El ataque del lunes, el peor cometido contra ciudadanos occidentales en ese empobrecido país de Oriente Medio desde la bomba de Al Qaeda contra un destructor estadounidense en el 2000, que mató a 17 marineros norteamericanos, tuvo lugar junto a un antiguo templo de la conflictiva región de Marib, a 170 km al este de Saná. Un hombre estrelló su vehículo cargado de explosivos contra el convoy de turistas. Además de las víctimas españolas, dos choferes yemeníes murieron y cuatro escoltas locales resultaron heridos.

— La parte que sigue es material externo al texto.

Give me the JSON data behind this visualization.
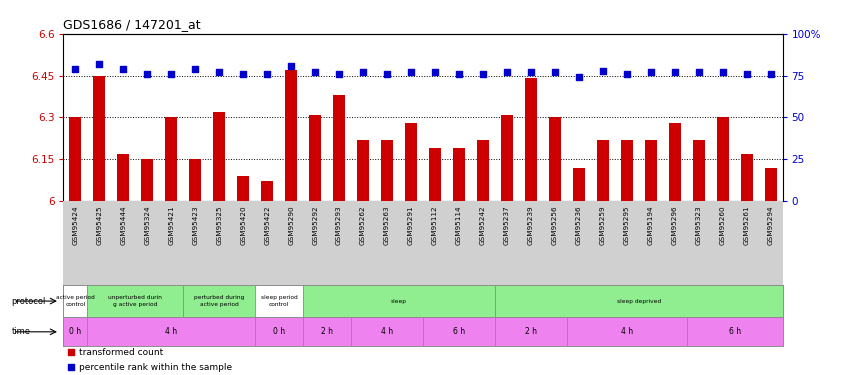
{
  "title": "GDS1686 / 147201_at",
  "samples": [
    "GSM95424",
    "GSM95425",
    "GSM95444",
    "GSM95324",
    "GSM95421",
    "GSM95423",
    "GSM95325",
    "GSM95420",
    "GSM95422",
    "GSM95290",
    "GSM95292",
    "GSM95293",
    "GSM95262",
    "GSM95263",
    "GSM95291",
    "GSM95112",
    "GSM95114",
    "GSM95242",
    "GSM95237",
    "GSM95239",
    "GSM95256",
    "GSM95236",
    "GSM95259",
    "GSM95295",
    "GSM95194",
    "GSM95296",
    "GSM95323",
    "GSM95260",
    "GSM95261",
    "GSM95294"
  ],
  "red_values": [
    6.3,
    6.45,
    6.17,
    6.15,
    6.3,
    6.15,
    6.32,
    6.09,
    6.07,
    6.47,
    6.31,
    6.38,
    6.22,
    6.22,
    6.28,
    6.19,
    6.19,
    6.22,
    6.31,
    6.44,
    6.3,
    6.12,
    6.22,
    6.22,
    6.22,
    6.28,
    6.22,
    6.3,
    6.17,
    6.12
  ],
  "blue_values": [
    79,
    82,
    79,
    76,
    76,
    79,
    77,
    76,
    76,
    81,
    77,
    76,
    77,
    76,
    77,
    77,
    76,
    76,
    77,
    77,
    77,
    74,
    78,
    76,
    77,
    77,
    77,
    77,
    76,
    76
  ],
  "ymin": 6.0,
  "ymax": 6.6,
  "y_ticks": [
    6.0,
    6.15,
    6.3,
    6.45,
    6.6
  ],
  "y_tick_labels": [
    "6",
    "6.15",
    "6.3",
    "6.45",
    "6.6"
  ],
  "y2min": 0,
  "y2max": 100,
  "y2_ticks": [
    0,
    25,
    50,
    75,
    100
  ],
  "y2_tick_labels": [
    "0",
    "25",
    "50",
    "75",
    "100%"
  ],
  "protocol_groups": [
    {
      "label": "active period\ncontrol",
      "start": 0,
      "end": 1,
      "color": "#ffffff"
    },
    {
      "label": "unperturbed durin\ng active period",
      "start": 1,
      "end": 5,
      "color": "#90ee90"
    },
    {
      "label": "perturbed during\nactive period",
      "start": 5,
      "end": 8,
      "color": "#90ee90"
    },
    {
      "label": "sleep period\ncontrol",
      "start": 8,
      "end": 10,
      "color": "#ffffff"
    },
    {
      "label": "sleep",
      "start": 10,
      "end": 18,
      "color": "#90ee90"
    },
    {
      "label": "sleep deprived",
      "start": 18,
      "end": 30,
      "color": "#90ee90"
    }
  ],
  "time_groups": [
    {
      "label": "0 h",
      "start": 0,
      "end": 1,
      "color": "#ee82ee"
    },
    {
      "label": "4 h",
      "start": 1,
      "end": 8,
      "color": "#ee82ee"
    },
    {
      "label": "0 h",
      "start": 8,
      "end": 10,
      "color": "#ee82ee"
    },
    {
      "label": "2 h",
      "start": 10,
      "end": 12,
      "color": "#ee82ee"
    },
    {
      "label": "4 h",
      "start": 12,
      "end": 15,
      "color": "#ee82ee"
    },
    {
      "label": "6 h",
      "start": 15,
      "end": 18,
      "color": "#ee82ee"
    },
    {
      "label": "2 h",
      "start": 18,
      "end": 21,
      "color": "#ee82ee"
    },
    {
      "label": "4 h",
      "start": 21,
      "end": 26,
      "color": "#ee82ee"
    },
    {
      "label": "6 h",
      "start": 26,
      "end": 30,
      "color": "#ee82ee"
    }
  ],
  "bar_color": "#cc0000",
  "dot_color": "#0000cc",
  "background_color": "#ffffff",
  "xtick_bg": "#d0d0d0"
}
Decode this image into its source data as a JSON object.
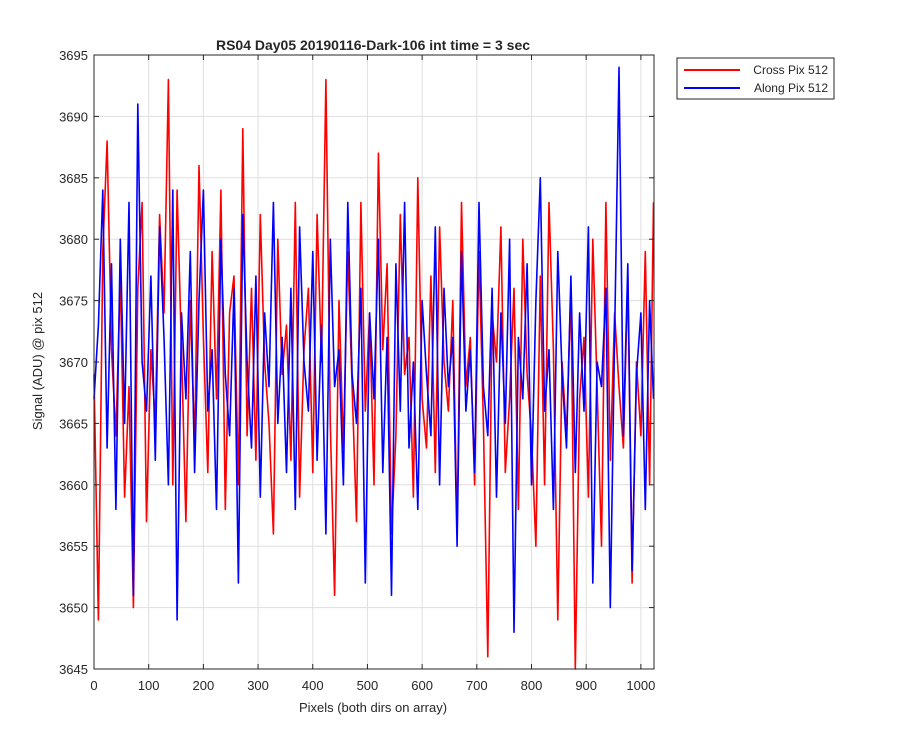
{
  "chart_data": {
    "type": "line",
    "title": "RS04 Day05 20190116-Dark-106 int time = 3 sec",
    "xlabel": "Pixels (both dirs on array)",
    "ylabel": "Signal (ADU) @ pix 512",
    "xlim": [
      0,
      1024
    ],
    "ylim": [
      3645,
      3695
    ],
    "xticks": [
      0,
      100,
      200,
      300,
      400,
      500,
      600,
      700,
      800,
      900,
      1000
    ],
    "yticks": [
      3645,
      3650,
      3655,
      3660,
      3665,
      3670,
      3675,
      3680,
      3685,
      3690,
      3695
    ],
    "grid": true,
    "legend_position": "outside top-right",
    "series": [
      {
        "name": "Cross Pix 512",
        "color": "#ff0000",
        "x": [
          0,
          8,
          16,
          24,
          32,
          40,
          48,
          56,
          64,
          72,
          80,
          88,
          96,
          104,
          112,
          120,
          128,
          136,
          144,
          152,
          160,
          168,
          176,
          184,
          192,
          200,
          208,
          216,
          224,
          232,
          240,
          248,
          256,
          264,
          272,
          280,
          288,
          296,
          304,
          312,
          320,
          328,
          336,
          344,
          352,
          360,
          368,
          376,
          384,
          392,
          400,
          408,
          416,
          424,
          432,
          440,
          448,
          456,
          464,
          472,
          480,
          488,
          496,
          504,
          512,
          520,
          528,
          536,
          544,
          552,
          560,
          568,
          576,
          584,
          592,
          600,
          608,
          616,
          624,
          632,
          640,
          648,
          656,
          664,
          672,
          680,
          688,
          696,
          704,
          712,
          720,
          728,
          736,
          744,
          752,
          760,
          768,
          776,
          784,
          792,
          800,
          808,
          816,
          824,
          832,
          840,
          848,
          856,
          864,
          872,
          880,
          888,
          896,
          904,
          912,
          920,
          928,
          936,
          944,
          952,
          960,
          968,
          976,
          984,
          992,
          1000,
          1008,
          1016,
          1023
        ],
        "values": [
          3669,
          3649,
          3679,
          3688,
          3671,
          3664,
          3677,
          3659,
          3668,
          3650,
          3676,
          3683,
          3657,
          3671,
          3665,
          3682,
          3674,
          3693,
          3660,
          3684,
          3671,
          3657,
          3675,
          3663,
          3686,
          3672,
          3661,
          3679,
          3667,
          3684,
          3658,
          3674,
          3677,
          3660,
          3689,
          3664,
          3676,
          3662,
          3682,
          3670,
          3665,
          3656,
          3680,
          3669,
          3673,
          3662,
          3683,
          3659,
          3671,
          3676,
          3661,
          3682,
          3670,
          3693,
          3665,
          3651,
          3675,
          3663,
          3679,
          3668,
          3657,
          3683,
          3666,
          3674,
          3660,
          3687,
          3671,
          3678,
          3656,
          3664,
          3682,
          3669,
          3672,
          3659,
          3685,
          3667,
          3663,
          3677,
          3661,
          3681,
          3670,
          3666,
          3675,
          3656,
          3683,
          3668,
          3672,
          3660,
          3679,
          3665,
          3646,
          3674,
          3670,
          3681,
          3661,
          3667,
          3676,
          3658,
          3680,
          3669,
          3664,
          3655,
          3677,
          3660,
          3683,
          3671,
          3649,
          3670,
          3664,
          3676,
          3645,
          3667,
          3672,
          3659,
          3680,
          3668,
          3655,
          3683,
          3662,
          3674,
          3668,
          3663,
          3677,
          3652,
          3670,
          3664,
          3679,
          3660,
          3683
        ]
      },
      {
        "name": "Along Pix 512",
        "color": "#0000ff",
        "x": [
          0,
          8,
          16,
          24,
          32,
          40,
          48,
          56,
          64,
          72,
          80,
          88,
          96,
          104,
          112,
          120,
          128,
          136,
          144,
          152,
          160,
          168,
          176,
          184,
          192,
          200,
          208,
          216,
          224,
          232,
          240,
          248,
          256,
          264,
          272,
          280,
          288,
          296,
          304,
          312,
          320,
          328,
          336,
          344,
          352,
          360,
          368,
          376,
          384,
          392,
          400,
          408,
          416,
          424,
          432,
          440,
          448,
          456,
          464,
          472,
          480,
          488,
          496,
          504,
          512,
          520,
          528,
          536,
          544,
          552,
          560,
          568,
          576,
          584,
          592,
          600,
          608,
          616,
          624,
          632,
          640,
          648,
          656,
          664,
          672,
          680,
          688,
          696,
          704,
          712,
          720,
          728,
          736,
          744,
          752,
          760,
          768,
          776,
          784,
          792,
          800,
          808,
          816,
          824,
          832,
          840,
          848,
          856,
          864,
          872,
          880,
          888,
          896,
          904,
          912,
          920,
          928,
          936,
          944,
          952,
          960,
          968,
          976,
          984,
          992,
          1000,
          1008,
          1016,
          1023
        ],
        "values": [
          3667,
          3673,
          3684,
          3663,
          3678,
          3658,
          3680,
          3665,
          3683,
          3651,
          3691,
          3670,
          3666,
          3677,
          3662,
          3681,
          3672,
          3660,
          3684,
          3649,
          3674,
          3667,
          3679,
          3661,
          3675,
          3684,
          3666,
          3671,
          3658,
          3680,
          3669,
          3664,
          3676,
          3652,
          3682,
          3670,
          3663,
          3677,
          3659,
          3674,
          3668,
          3683,
          3665,
          3672,
          3661,
          3676,
          3658,
          3681,
          3670,
          3666,
          3679,
          3662,
          3673,
          3656,
          3680,
          3668,
          3671,
          3660,
          3683,
          3669,
          3665,
          3676,
          3652,
          3674,
          3667,
          3680,
          3661,
          3672,
          3651,
          3678,
          3666,
          3683,
          3663,
          3670,
          3658,
          3675,
          3669,
          3664,
          3681,
          3660,
          3676,
          3668,
          3672,
          3655,
          3679,
          3666,
          3671,
          3661,
          3683,
          3668,
          3664,
          3676,
          3659,
          3674,
          3665,
          3680,
          3648,
          3672,
          3667,
          3678,
          3660,
          3675,
          3685,
          3666,
          3671,
          3658,
          3679,
          3669,
          3663,
          3677,
          3661,
          3674,
          3666,
          3681,
          3652,
          3670,
          3668,
          3676,
          3650,
          3672,
          3694,
          3664,
          3678,
          3653,
          3669,
          3674,
          3658,
          3675,
          3667
        ]
      }
    ]
  }
}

Este atentado se produjo ocho días después de que seis jóvenes soldados, tres de ellos colombianos pertenecientes al contingente español de la Fuerza Interina de la ONU en el Líbano (FINUL), murieran al estallar una furgoneta bomba al paso de su vehículo en una carretera en el sureste del Líbano.
La justicia española, aplicando el principio de jurisdicción universal sobre los crimenes terroristas (y de genocidio), abrió el martes "diligencias previas" para investigar el atentado, del que no hay constancia de que haya sido reivindicado, como ocurrió con el de Líbano.